Клеман прижал к себе старую Марту, а та похлопала его по спине. Конечно, от него разило потом, но ведь это был ее малыш Клеман, да Марта и не была неженкой. Она была счастлива снова видеть этого мальчика, которого когда-то потеряла и которого пыталась учить читать и складно говорить целых пять лет. Когда она встретила его на улице, на тротуаре, где его всегда бросал негодяй отец, он только и умел, что ворчать: «Плевать, все равно мне гореть в аду».

Марта посмотрела на него с тревогой. Вид у него был никудышный.

– Неважно выглядишь, – объявила она.

Клеман присел на машину, уронив руки. Он смотрел на газету, которую Марта положила на свои пакеты.

– Ты прочла газету? – выговорил он.

– Я там кроссворды гадаю.

– Убитая женщина, ты видела?

– Еще бы не видеть. Все видели. Такое зверство.

– Они ищут меня, Марта. Ты должна мне помочь.

Клеман описал в воздухе круг рукой.

– Убитая женщина, – повторил он. – Они ищут меня. Они про меня в газете напечатали.

Марта порывисто раскрыла складной стул и села. Кровь стучала у нее в висках. Теперь она уже видела в Клемане не маленького прилежного мальчика, а вспоминала все те гадкие привычки, которые он впитал с девяти до двенадцати лет. Он воровал, дрался, если кто-то обзывал его придурком, царапал машины, кидал куски мела в бензобаки, бил витрины и поджигал мусорные баки. Он был такой худой и ворчал «все равно гореть в аду, папа так сказал, и мне плевать, все равно». Сколько раз Марта забирала его из полиции? Хорошо еще, что благодаря своему ремеслу она знала все участки как свои пять пальцев. А к тринадцати годам Клеман почти успокоился.
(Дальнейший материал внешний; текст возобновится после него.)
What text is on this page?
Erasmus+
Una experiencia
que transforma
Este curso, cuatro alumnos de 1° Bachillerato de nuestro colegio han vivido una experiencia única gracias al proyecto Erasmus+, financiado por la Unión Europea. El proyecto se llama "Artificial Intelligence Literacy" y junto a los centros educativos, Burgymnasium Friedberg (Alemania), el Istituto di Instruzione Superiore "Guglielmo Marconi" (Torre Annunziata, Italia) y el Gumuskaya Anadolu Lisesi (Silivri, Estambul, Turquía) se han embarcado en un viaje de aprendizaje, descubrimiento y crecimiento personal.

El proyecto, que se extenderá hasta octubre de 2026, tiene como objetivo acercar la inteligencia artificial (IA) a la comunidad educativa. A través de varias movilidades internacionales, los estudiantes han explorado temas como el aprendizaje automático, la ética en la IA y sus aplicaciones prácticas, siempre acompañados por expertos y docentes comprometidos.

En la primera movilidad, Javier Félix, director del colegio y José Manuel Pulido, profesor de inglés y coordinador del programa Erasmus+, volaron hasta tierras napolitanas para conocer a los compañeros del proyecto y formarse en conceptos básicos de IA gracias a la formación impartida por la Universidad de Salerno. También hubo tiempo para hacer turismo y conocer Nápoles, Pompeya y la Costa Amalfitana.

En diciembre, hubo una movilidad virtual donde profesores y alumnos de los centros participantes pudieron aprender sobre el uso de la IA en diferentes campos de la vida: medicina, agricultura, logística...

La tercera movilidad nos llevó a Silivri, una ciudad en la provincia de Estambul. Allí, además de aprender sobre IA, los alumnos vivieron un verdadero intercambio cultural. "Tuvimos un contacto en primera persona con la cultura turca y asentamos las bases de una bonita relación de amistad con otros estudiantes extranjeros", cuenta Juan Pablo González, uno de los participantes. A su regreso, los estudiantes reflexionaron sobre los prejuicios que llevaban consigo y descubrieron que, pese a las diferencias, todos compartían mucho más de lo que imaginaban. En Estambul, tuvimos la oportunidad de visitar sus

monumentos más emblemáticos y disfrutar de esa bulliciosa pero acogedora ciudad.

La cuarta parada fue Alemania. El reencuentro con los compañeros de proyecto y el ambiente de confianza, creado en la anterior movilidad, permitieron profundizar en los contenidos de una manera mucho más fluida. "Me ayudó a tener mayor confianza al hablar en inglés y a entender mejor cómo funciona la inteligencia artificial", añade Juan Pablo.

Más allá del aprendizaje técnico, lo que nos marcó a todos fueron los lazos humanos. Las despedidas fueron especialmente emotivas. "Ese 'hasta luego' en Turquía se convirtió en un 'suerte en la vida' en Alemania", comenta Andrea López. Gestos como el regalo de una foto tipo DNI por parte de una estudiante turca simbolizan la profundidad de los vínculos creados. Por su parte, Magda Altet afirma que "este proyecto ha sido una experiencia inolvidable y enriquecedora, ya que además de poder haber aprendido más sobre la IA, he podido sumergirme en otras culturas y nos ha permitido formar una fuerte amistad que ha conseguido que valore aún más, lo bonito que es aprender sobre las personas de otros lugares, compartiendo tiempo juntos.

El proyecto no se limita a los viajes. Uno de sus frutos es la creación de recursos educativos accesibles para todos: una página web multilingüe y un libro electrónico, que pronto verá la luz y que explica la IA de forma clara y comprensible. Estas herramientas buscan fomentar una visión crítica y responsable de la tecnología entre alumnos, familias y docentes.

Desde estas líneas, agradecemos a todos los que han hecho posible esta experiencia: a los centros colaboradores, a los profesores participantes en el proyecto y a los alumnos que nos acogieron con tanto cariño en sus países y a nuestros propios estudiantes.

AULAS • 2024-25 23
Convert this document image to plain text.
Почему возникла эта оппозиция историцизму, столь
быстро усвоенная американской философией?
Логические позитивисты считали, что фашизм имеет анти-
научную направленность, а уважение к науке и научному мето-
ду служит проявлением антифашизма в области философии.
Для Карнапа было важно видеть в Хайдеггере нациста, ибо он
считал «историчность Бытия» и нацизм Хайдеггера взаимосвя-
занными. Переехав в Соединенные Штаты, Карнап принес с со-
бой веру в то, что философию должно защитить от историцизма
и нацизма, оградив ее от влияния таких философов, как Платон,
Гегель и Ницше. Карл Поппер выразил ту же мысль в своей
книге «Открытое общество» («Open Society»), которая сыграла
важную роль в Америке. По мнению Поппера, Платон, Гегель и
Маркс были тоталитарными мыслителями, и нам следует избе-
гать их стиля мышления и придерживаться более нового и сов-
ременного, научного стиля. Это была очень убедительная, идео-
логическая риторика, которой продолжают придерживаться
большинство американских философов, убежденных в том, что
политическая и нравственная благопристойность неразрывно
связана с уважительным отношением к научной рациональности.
– Не может быть, господи, – тихо сказала она несколько минут спустя. – Господи, не может быть, чтобы они искали тебя.

– Это я. Они заберут меня, Марта.

У Марты стоял ком в горле. Ей представилось, как по лестнице бегут люди и слышен голос ребенка, колотящего в дверь: «Они заберут меня, Марта, заберут!» Она открывает дверь, и он с плачем бросается к ней. Она велит ему свернуться калачиком на кровати, накрывает красным одеялом и гладит по голове, пока он не уснет. Конечно, малышу Клеману всегда не хватало ума. Она это знала, но скорее дала бы разрезать себя, на куски, чем согласилась бы с этим. И без того было много желающих плюнуть в него. Мальчуган не виноват, он придет в себя и всему научится. И будь что будет.

И без того ясно, что будет, сказал бы эта старая сволочь Симон, который когда-то держал бакалейную лавку. Этот всегда готов утопить ближнего. Он называл Клемана «дурным семенем». Мысль о старом негодяе придала Марте сил. Она знала, что надо делать.

Встала, сложила стул и подхватила свои сумки.

– Идем, – сказала она. – Нечего тут торчать.